We will retain your personal data for the period necessary to fulfill our legal obligations, resolve disputes, and enforce our contracts and terms and conditions unless a longer retention period is required or permitted by law. We may use aggregated data derived from your personal data, but we will not use it in a manner that can identify you. After the retention period, personal data will be deleted, and therefore, the rights to access, delete, correct, or transfer data will not be enforceable.
Your Rights Regarding Personal Data
You have the following rights under the personal data protection law
- The right to access your personal data held by us, including obtaining a copy and requesting the transfer of your personal data to another data controller or yourself.
- The right to object or request the suspension of the collection, use, or disclosure of your personal data.
- The right to request correction, update, completeness, and accuracy of your personal data, as well as deletion, destruction, or anonymization of your personal data or disclosure of its source if obtained without your consent.
- The right to lodge a complaint with the Personal Data Protection Committee if you find that we or our personnel use or disclose your personal data contrary to your consent or the law.
- The right to withdraw your consent for the collection, use, or disclosure of your personal data at any time while your personal data is with us, except where consent withdrawal is restricted by law or contract for your benefit. However, withdrawing consent may result in insufficient information to fulfill the stated purposes and inconvenience in accessing our services.

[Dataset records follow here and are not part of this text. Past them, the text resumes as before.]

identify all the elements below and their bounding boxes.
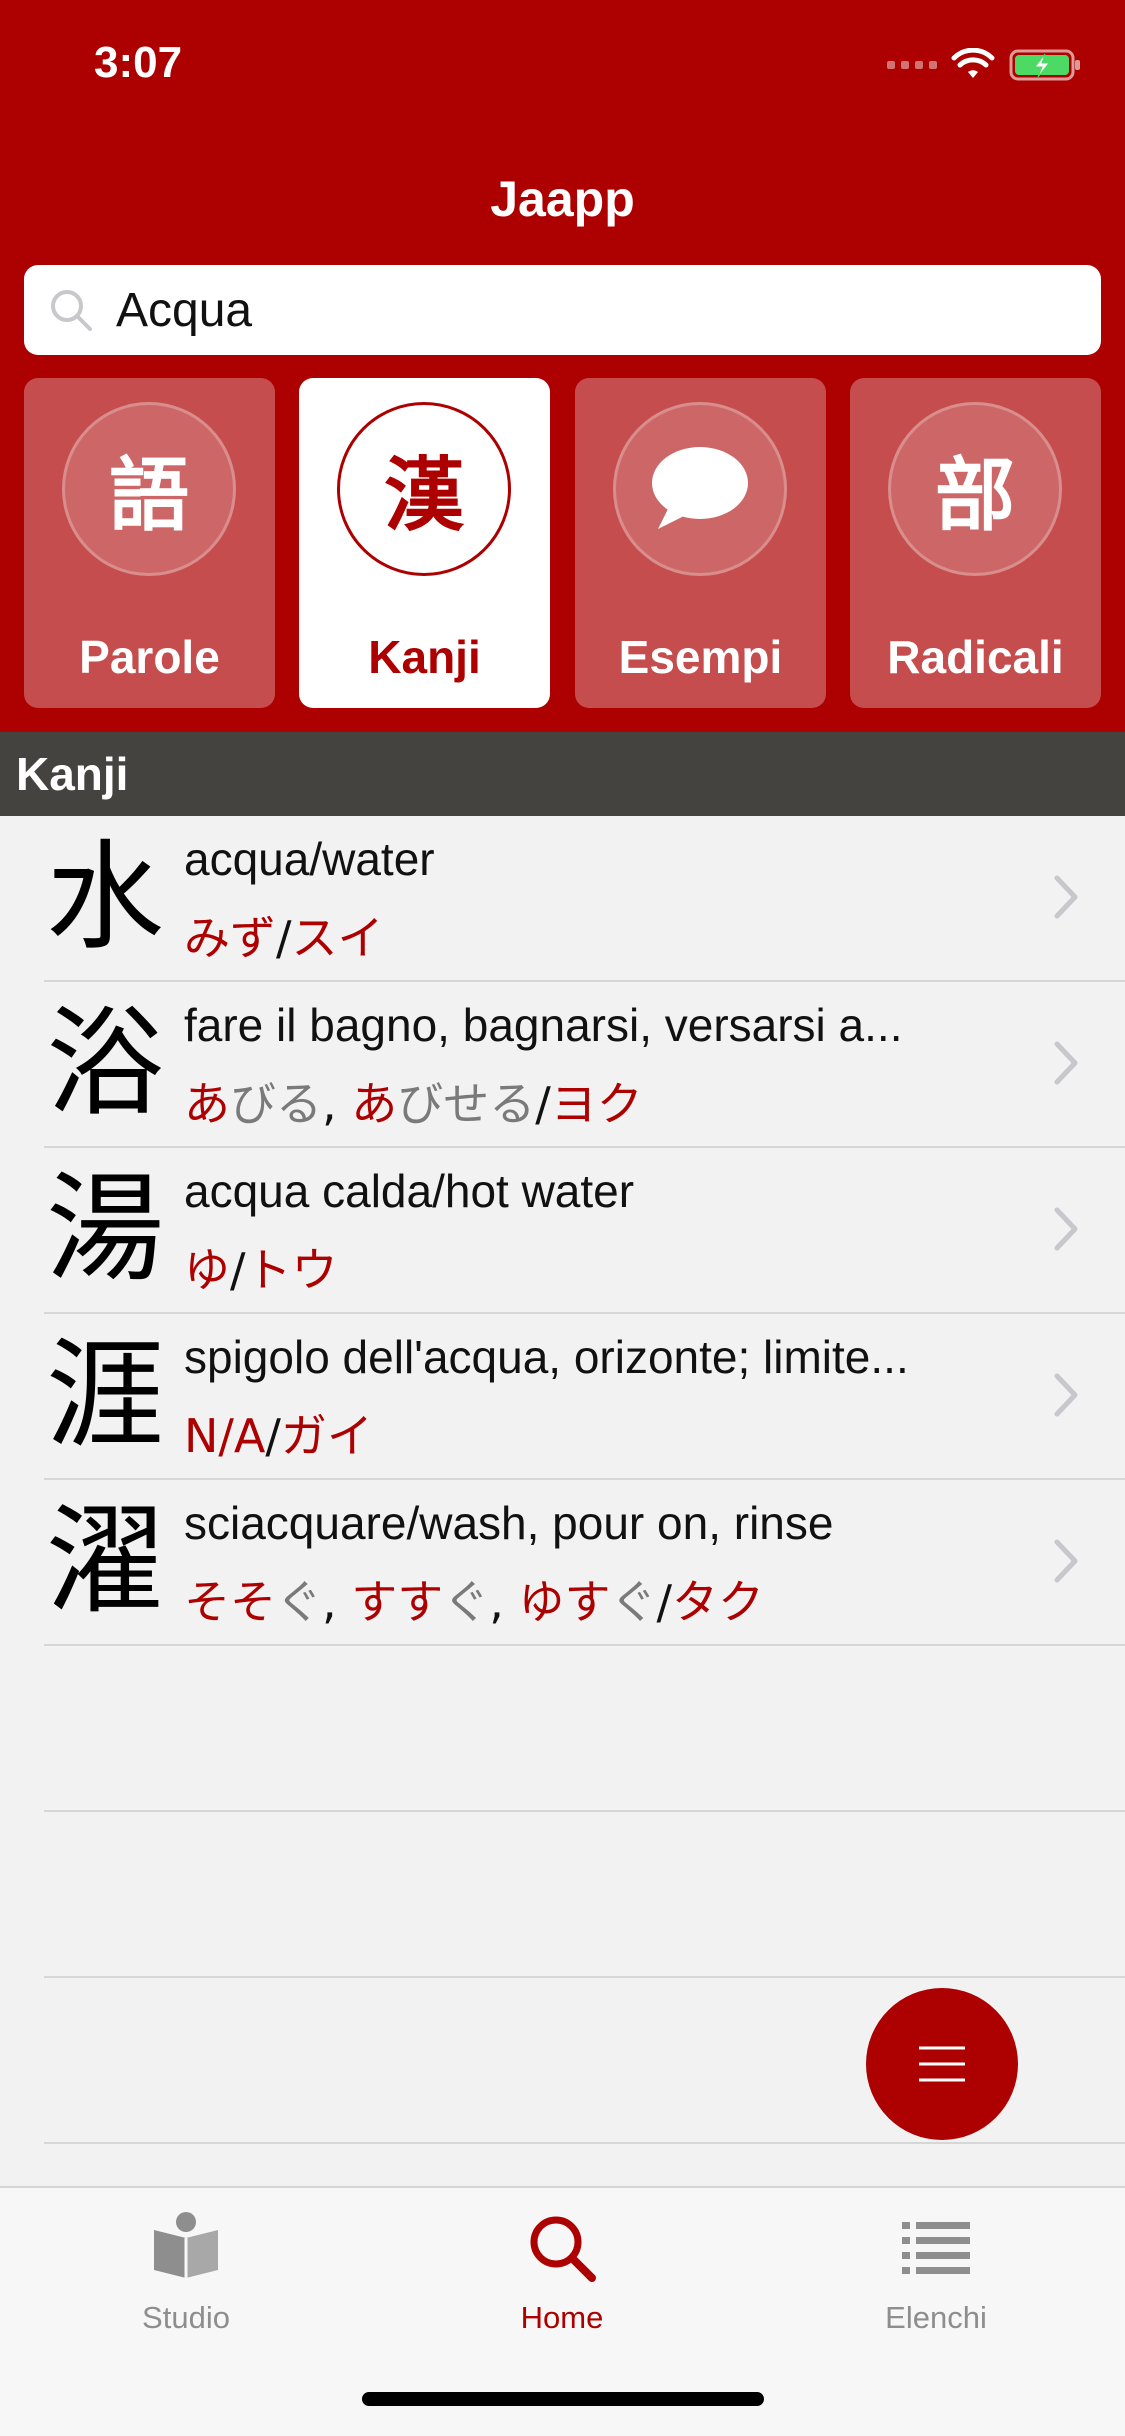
- chevron-right-icon: [1054, 875, 1078, 919]
- cellular-signal-icon: [887, 61, 937, 69]
- search-icon: [530, 2216, 596, 2282]
- kun-reading-part: ぐ: [443, 1575, 490, 1629]
- tab-label: Studio: [142, 2300, 230, 2335]
- on-reading: スイ: [291, 911, 384, 965]
- kun-reading-part: びせる: [397, 1077, 536, 1131]
- kanji-row[interactable]: 濯 sciacquare/wash, pour on, rinse そそぐ, すすぐ…: [0, 1480, 1125, 1646]
- home-indicator: [362, 2392, 764, 2406]
- chevron-right-icon: [1054, 1373, 1078, 1417]
- chevron-right-icon: [1054, 1041, 1078, 1085]
- category-label: Parole: [79, 631, 220, 683]
- kun-reading-part: ,: [322, 1575, 352, 1629]
- on-reading: タク: [672, 1575, 764, 1629]
- book-reader-icon: [154, 2212, 218, 2278]
- kanji-meaning: sciacquare/wash, pour on, rinse: [184, 1497, 834, 1549]
- chevron-right-icon: [1054, 1539, 1078, 1583]
- tab-label: Home: [520, 2300, 604, 2335]
- menu-fab-button[interactable]: [866, 1988, 1018, 2140]
- category-selector: 語 Parole 漢 Kanji Esempi 部 Radicali: [24, 378, 1101, 708]
- kanji-character: 浴: [45, 994, 164, 1132]
- kanji-reading: N/A/ガイ: [184, 1400, 373, 1466]
- kanji-reading: みず/スイ: [184, 902, 384, 968]
- kun-reading-part: ,: [322, 1077, 352, 1131]
- kun-reading-part: ぐ: [276, 1575, 322, 1629]
- kanji-row[interactable]: 水 acqua/water みず/スイ: [0, 816, 1125, 982]
- search-input[interactable]: [116, 265, 1076, 355]
- tab-studio[interactable]: Studio: [86, 2208, 286, 2336]
- wifi-icon: [951, 48, 995, 78]
- list-icon: [902, 2222, 970, 2274]
- kanji-meaning: spigolo dell'acqua, orizonte; limite...: [184, 1331, 909, 1383]
- empty-list-row: [0, 1646, 1125, 1812]
- kanji-row[interactable]: 浴 fare il bagno, bagnarsi, versarsi a... あ…: [0, 982, 1125, 1148]
- header: 3:07 Jaapp 語 Parole 漢 Kanj: [0, 0, 1125, 732]
- reading-separator: /: [265, 1409, 281, 1463]
- empty-list-row: [0, 1812, 1125, 1978]
- chevron-right-icon: [1054, 1207, 1078, 1251]
- kanji-meaning: acqua calda/hot water: [184, 1165, 635, 1217]
- kun-reading-part: あ: [351, 1077, 398, 1131]
- kun-reading-part: すす: [351, 1575, 444, 1629]
- kanji-list: 水 acqua/water みず/スイ浴 fare il bagno, bagnars…: [0, 816, 1125, 2144]
- kanji-row[interactable]: 湯 acqua calda/hot water ゆ/トウ: [0, 1148, 1125, 1314]
- kun-reading-part: あ: [184, 1077, 230, 1131]
- tab-home[interactable]: Home: [462, 2208, 662, 2336]
- on-reading: ガイ: [280, 1409, 373, 1463]
- search-bar[interactable]: [24, 265, 1101, 355]
- kanji-reading: ゆ/トウ: [184, 1234, 338, 1300]
- status-icons: [887, 48, 1083, 82]
- category-label: Radicali: [887, 631, 1064, 683]
- speech-bubble-icon: [613, 402, 787, 576]
- kanji-character: 涯: [45, 1326, 164, 1464]
- kanji-character: 濯: [45, 1492, 164, 1630]
- kanji-row[interactable]: 涯 spigolo dell'acqua, orizonte; limite...…: [0, 1314, 1125, 1480]
- tab-elenchi[interactable]: Elenchi: [836, 2208, 1036, 2336]
- category-esempi[interactable]: Esempi: [575, 378, 826, 708]
- search-icon: [51, 290, 92, 331]
- reading-separator: /: [230, 1243, 246, 1297]
- on-reading: ヨク: [550, 1077, 643, 1131]
- category-parole[interactable]: 語 Parole: [24, 378, 275, 708]
- kun-reading-part: みず: [184, 911, 276, 965]
- kanji-meaning: fare il bagno, bagnarsi, versarsi a...: [184, 999, 903, 1051]
- status-time: 3:07: [94, 38, 183, 87]
- app-title: Jaapp: [490, 171, 635, 227]
- reading-separator: /: [656, 1575, 673, 1629]
- menu-icon: [919, 2046, 965, 2082]
- kun-reading-part: ,: [489, 1575, 519, 1629]
- kun-reading-part: ゆ: [184, 1243, 230, 1297]
- kanji-character: 湯: [45, 1160, 164, 1298]
- kanji-reading: あびる, あびせる/ヨク: [184, 1068, 643, 1134]
- radicali-icon: 部: [888, 402, 1062, 576]
- parole-icon: 語: [62, 402, 236, 576]
- section-header: Kanji: [0, 732, 1125, 816]
- category-kanji[interactable]: 漢 Kanji: [299, 378, 550, 708]
- kun-reading-part: ゆす: [518, 1575, 611, 1629]
- kanji-character: 水: [45, 828, 164, 966]
- kun-reading-part: N/A: [184, 1409, 266, 1463]
- reading-separator: /: [276, 911, 292, 965]
- category-label: Esempi: [618, 631, 783, 683]
- reading-separator: /: [535, 1077, 551, 1131]
- category-radicali[interactable]: 部 Radicali: [850, 378, 1101, 708]
- kun-reading-part: ぐ: [610, 1575, 657, 1629]
- tab-label: Elenchi: [885, 2300, 987, 2335]
- on-reading: トウ: [245, 1243, 338, 1297]
- kanji-meaning: acqua/water: [184, 833, 435, 885]
- kanji-reading: そそぐ, すすぐ, ゆすぐ/タク: [184, 1566, 764, 1632]
- kanji-icon: 漢: [337, 402, 511, 576]
- kun-reading-part: そそ: [184, 1575, 276, 1629]
- kun-reading-part: びる: [230, 1077, 322, 1131]
- category-label: Kanji: [368, 631, 481, 683]
- battery-charging-icon: [1009, 49, 1080, 81]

To protect your privacy and security, we will verify your personal data before responding to any requests and will respond within a reasonable time and in accordance with legal timelines. We may not grant access to certain personal data if it involves the personal data of others or is prohibited by law. Additionally, we may reject requests to delete or correct personal data due to legal requirements, especially those impacting our accounting, legal claim processes, fraud prevention, or necessary data retention.
Contact Us
If you wish to exercise any rights under this Policy or have any questions, suggestions, or concerns about this Policy, you can contact us at HealthLink Clinic or our head office at the following details
HealthLink Medic Co., Ltd. (Data Protection Officer Team)
Office located at 15/9 The Bright Rama 2, Building B, 2nd Floor, Room B221, Tha Kham Subdistrict, Bang Khun Thian District, Bangkok. Telephone: 064-469-4629
When contacting us, please provide the following personal data
Data Breach Notification
If a personal data breach occurs that poses a high risk to your rights and freedoms, we will notify you without delay along with remedial measures via various channels, such as our website/application, SMS, email, phone, or letter.